Gas is the state of matter where particles tend to occupy all available space. In this state, the particles are very far apart, which means that the atoms or molecules are very loosely bound to each other.
The scientific study of gases gives us a better understanding of the world around us. Gases are omnipresent in our environment. For example, it is by knowing the chemical composition of the gases that make up the upper atmosphere that we have been able to explain the phenomenon of the aurora borealis. Meteorology, for its part, is closely linked to the development of knowledge about the movement of air masses in the atmosphere.

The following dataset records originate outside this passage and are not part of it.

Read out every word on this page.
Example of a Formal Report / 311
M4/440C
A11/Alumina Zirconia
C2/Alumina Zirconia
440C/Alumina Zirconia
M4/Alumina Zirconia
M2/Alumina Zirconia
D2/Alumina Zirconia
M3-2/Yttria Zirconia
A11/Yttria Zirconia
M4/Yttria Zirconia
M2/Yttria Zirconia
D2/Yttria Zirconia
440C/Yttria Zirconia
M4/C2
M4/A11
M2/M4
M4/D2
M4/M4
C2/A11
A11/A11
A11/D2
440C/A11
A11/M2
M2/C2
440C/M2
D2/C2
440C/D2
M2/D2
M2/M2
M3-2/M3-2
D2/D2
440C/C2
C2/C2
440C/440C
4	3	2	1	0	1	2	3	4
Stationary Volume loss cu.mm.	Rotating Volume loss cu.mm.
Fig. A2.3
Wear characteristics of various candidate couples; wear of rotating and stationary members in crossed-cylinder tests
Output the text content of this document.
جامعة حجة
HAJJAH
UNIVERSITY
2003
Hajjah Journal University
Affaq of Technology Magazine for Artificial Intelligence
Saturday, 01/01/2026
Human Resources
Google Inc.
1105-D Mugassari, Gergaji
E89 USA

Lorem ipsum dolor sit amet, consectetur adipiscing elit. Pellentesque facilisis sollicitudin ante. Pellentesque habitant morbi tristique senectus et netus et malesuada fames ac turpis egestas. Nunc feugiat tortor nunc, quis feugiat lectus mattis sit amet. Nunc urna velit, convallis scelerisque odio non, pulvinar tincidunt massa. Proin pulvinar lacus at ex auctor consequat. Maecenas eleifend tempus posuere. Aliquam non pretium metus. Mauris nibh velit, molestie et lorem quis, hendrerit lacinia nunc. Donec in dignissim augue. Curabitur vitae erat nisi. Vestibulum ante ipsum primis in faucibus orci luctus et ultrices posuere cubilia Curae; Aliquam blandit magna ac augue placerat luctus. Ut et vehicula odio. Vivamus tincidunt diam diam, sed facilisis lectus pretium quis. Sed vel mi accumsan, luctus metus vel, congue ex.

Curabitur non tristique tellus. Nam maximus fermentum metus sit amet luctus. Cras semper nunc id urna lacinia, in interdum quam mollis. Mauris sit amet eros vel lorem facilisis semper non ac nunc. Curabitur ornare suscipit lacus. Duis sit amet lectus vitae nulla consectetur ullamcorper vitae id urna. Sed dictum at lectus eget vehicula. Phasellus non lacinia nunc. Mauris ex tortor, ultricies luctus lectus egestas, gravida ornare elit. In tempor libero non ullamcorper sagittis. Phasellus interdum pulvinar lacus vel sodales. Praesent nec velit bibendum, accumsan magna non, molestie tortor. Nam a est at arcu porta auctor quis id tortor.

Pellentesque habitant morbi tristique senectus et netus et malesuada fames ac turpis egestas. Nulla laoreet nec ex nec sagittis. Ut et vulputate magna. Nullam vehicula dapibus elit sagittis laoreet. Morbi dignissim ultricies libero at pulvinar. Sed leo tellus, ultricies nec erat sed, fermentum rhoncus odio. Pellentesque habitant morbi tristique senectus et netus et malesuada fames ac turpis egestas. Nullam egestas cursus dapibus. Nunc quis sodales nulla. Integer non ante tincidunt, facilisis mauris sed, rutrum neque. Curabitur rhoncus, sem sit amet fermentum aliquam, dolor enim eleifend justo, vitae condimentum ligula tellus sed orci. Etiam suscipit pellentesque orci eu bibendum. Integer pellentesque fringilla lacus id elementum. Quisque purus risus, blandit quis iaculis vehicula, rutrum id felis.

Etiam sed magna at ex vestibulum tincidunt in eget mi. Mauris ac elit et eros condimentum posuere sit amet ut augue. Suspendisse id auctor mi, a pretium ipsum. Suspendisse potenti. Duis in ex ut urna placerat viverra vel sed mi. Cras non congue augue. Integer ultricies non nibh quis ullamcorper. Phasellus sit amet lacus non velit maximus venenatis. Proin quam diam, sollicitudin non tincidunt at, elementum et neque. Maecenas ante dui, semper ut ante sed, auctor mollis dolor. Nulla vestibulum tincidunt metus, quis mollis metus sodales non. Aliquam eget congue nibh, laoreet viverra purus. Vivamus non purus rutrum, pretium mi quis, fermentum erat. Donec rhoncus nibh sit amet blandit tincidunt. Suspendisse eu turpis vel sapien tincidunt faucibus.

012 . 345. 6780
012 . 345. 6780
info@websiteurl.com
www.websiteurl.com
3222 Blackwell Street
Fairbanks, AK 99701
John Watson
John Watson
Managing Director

In addition to natural phenomena, the technological field has benefited greatly from the increase in our knowledge of the behaviour of gases. For example, aviation would not have developed to the extent it has without increased knowledge of atmospheric currents. The compressibility of gases has also enabled us to breathe underwater using compressed air tanks. Without realising it, our daily lives are constantly affected by phenomena linked to the behaviour of gases.
Examples of natural phenomena involving gases: a polar aurora involves the collision between solar wind particles and the upper atmosphere (left); and the Earth's atmosphere is composed of 21% oxygen and 78% nitrogen (right).
The chemical properties of gases make it possible to understand and analyse various reactions involving them.
Several chemical properties of gases allow us to identify them. For example, an incandescent firebrand reignites in the presence of oxygen (|O_{2}|), whereas hydrogen (|H_{2}|) explodes on contact with a flame. Based on these characteristic properties, it is possible to identify a gas or a group of gases in a chemical reaction. For example, a distinction can be made between combustible and oxidising gases.
There are a large number of natural phenomena that involve the chemical properties of gases. Methane (|CH_{4}|), for example, is produced during the bacterial fermentation of organic matter. Gases, whether of natural or anthropogenic origin, can have a major impact on the environmental balance. Studying the chemical properties of gases can also lead to the development of numerous technological applications. For example, the chemical reactivity of a gas, i.e. the way it reacts chemically under different conditions, will determine how it can be used.
Some gases can be combustible (like the propane used in the Bunsen burner on the left) or oxidising (like the halogens used in certain types of lighting on the right).